De carona em carona, Lô passou por Porto Alegre-RS, Rio de Janeiro-RJ, Arembepe-BA, em uma trilha hippie e de puro desbunde libertário e lisérgico, durante alguns anos. Mas, no fim da década, voltou aos estúdios a tempo de participar de algumas faixas de Clube da Esquina 2 (de 1978)[1] e, no ano seguinte, lançar A Via-Láctea, o terceiro disco de estúdio de uma prolífica carreira que seguiu pelos anos seguintes com mais outros 14 discos: Os Borges (1980) Nuvem Cigana (1981), Sonho Real (1984), além de 5 discos ao vivo, algumas coletâneas e dezenas de composições, 40 delas só durante a pandemia. Lô também foi regravado por Tom Jobim (em Blue Train), Elis Regina, Ira!, Elba Ramalho além de seu parceiro de sempre, Milton Nascimento, e ainda chegou a apresentar-se com a Orquestra Filarmônica de Minas Gerais, em 2022, em homenagem aos seus 50 anos de carreira, rendendo um disco e um DVD no ano seguinte.

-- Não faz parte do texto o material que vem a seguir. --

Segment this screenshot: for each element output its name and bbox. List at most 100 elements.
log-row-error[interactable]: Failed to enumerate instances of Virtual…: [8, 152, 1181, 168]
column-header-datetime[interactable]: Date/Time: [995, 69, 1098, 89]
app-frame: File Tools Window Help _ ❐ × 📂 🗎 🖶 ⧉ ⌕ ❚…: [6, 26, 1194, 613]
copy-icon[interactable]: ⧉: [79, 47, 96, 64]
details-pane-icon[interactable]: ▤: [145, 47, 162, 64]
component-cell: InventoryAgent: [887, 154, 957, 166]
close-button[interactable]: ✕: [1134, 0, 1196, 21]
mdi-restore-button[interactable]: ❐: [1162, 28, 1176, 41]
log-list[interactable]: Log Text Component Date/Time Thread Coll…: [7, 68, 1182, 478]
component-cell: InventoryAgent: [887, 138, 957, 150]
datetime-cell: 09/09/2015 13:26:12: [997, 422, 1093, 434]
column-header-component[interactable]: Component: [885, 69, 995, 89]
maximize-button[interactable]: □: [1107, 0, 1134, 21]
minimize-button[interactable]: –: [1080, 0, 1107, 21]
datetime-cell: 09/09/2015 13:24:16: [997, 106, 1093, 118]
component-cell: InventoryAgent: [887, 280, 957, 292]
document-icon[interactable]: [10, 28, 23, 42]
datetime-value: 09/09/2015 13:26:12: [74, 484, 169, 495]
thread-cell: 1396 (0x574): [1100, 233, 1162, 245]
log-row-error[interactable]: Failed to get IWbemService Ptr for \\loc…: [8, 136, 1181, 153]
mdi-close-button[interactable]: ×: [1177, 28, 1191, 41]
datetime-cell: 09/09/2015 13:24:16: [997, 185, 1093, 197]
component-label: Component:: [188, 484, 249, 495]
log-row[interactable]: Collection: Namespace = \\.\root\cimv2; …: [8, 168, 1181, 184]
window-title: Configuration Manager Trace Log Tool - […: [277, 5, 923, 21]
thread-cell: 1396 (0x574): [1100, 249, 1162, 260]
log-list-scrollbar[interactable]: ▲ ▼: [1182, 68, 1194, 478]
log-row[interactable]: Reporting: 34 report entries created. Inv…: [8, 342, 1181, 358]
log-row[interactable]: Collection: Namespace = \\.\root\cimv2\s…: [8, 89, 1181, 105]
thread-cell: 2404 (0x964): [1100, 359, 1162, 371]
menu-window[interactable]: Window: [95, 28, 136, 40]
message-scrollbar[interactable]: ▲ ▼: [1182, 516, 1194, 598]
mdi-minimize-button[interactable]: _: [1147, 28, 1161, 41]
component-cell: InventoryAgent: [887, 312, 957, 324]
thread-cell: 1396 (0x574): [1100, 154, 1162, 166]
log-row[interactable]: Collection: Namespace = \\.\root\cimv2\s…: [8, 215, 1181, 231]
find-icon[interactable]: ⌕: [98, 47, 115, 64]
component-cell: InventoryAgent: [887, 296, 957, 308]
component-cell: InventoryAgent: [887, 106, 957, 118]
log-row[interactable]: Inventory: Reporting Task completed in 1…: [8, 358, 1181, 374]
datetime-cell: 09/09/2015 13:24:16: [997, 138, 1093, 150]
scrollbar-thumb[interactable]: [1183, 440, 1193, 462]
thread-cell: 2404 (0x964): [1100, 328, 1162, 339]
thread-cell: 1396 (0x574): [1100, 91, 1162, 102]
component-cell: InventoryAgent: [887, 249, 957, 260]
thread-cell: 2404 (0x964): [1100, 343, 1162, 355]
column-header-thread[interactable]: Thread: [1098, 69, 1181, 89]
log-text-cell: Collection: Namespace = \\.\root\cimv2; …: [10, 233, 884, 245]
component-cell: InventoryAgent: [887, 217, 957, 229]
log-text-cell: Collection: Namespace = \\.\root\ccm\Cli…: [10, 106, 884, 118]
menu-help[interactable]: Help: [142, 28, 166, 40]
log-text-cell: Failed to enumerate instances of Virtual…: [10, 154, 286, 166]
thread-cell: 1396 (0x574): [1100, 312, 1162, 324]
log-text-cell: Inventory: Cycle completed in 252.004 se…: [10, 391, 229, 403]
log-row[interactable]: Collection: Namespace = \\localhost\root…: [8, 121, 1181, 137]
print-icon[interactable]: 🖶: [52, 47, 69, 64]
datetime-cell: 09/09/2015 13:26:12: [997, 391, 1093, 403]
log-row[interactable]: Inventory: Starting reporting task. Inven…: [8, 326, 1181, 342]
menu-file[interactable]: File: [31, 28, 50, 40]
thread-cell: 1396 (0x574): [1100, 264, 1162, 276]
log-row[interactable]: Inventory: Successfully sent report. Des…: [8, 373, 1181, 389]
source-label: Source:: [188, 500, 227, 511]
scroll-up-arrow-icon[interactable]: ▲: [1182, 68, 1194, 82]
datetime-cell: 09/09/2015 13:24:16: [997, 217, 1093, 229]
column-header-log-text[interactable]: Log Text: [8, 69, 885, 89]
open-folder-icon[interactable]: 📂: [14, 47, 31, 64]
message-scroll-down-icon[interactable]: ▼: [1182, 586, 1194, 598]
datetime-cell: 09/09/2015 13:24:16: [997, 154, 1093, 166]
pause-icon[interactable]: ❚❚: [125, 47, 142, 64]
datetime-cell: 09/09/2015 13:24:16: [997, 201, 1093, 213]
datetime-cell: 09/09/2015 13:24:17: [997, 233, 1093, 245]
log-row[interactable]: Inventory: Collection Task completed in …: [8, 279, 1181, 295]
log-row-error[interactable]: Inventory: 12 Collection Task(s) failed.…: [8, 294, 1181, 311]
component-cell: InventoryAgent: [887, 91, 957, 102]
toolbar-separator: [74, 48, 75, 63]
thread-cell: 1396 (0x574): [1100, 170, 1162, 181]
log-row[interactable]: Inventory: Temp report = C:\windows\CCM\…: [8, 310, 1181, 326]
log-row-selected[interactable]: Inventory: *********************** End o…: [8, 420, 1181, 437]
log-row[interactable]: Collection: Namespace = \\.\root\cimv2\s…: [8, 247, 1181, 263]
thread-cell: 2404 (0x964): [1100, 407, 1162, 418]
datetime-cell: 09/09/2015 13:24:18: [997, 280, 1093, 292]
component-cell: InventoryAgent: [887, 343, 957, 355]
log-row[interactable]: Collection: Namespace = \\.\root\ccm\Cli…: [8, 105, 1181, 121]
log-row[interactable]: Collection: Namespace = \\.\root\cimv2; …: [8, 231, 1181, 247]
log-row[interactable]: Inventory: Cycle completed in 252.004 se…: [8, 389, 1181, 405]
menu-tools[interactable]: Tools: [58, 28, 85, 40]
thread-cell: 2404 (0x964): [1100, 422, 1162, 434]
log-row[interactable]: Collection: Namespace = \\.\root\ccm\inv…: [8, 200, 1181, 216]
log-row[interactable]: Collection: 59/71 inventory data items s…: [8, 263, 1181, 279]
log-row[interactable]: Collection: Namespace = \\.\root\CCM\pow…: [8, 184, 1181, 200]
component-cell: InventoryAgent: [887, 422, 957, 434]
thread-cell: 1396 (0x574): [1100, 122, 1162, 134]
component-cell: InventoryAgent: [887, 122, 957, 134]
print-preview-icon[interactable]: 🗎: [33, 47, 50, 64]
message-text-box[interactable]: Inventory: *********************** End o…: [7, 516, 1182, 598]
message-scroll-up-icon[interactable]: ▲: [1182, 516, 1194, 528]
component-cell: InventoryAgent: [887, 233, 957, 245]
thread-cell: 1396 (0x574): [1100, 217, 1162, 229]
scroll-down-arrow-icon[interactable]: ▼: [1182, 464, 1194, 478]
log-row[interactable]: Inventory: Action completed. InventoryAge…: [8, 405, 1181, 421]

Se eu morrer, não chore não, é só a lua

Lô ainda assinou outros sucessos posteriores, como Dois rios, 6° faixa do disco Cosmotron (2003), do Skank (em parceria como Samuel Rosa e Nando Reis), e ainda Quem sabe isso quer dizer amor, parceria com Márcio Borges, gravada por Milton em Pietá, de 2002, prova da criatividade e sensibilidade profunda desse grande artista.
Em 2024 Lô nos deixou seu último trabalho solo, Tobogã, cuja faixa título teve participação da Fernanda Takai, do Pato fu, e, neste ano um disco em parceria com o músico maranhense, Zeca Baleiro, Céu de giz.
Como ele mesmo escreveu, em Um Girassol da Cor de Seu Cabelo “se eu morrer não chore, não” e em Bom sinal “Se eu sumir do mundo, levem meu recado”. Assim, diante do desaparecimento de Lô, a melhor homenagem que nós podemos prestar é celebrar seu trabalho com amor e alegria.
Notas
[1] A bem da verdade, um disco ainda mais profundo, complexo e muito mais maduro que o Clube 1. Contudo, talvez pela originalidade e toda a mística em torno do disco de 72, o Clube 2 de 78 não seja tão reconhecido, comentado e nem tão procurado por colecionadores de disco. Nele, Lô participa em Ruas da Cidade, O Que Foi Feito Deverá (junto com Gonzaguinha e Elis Regina), Pão e água e Tanto (composição maravilhosa de Ronaldo Bastos e Beto Guedes).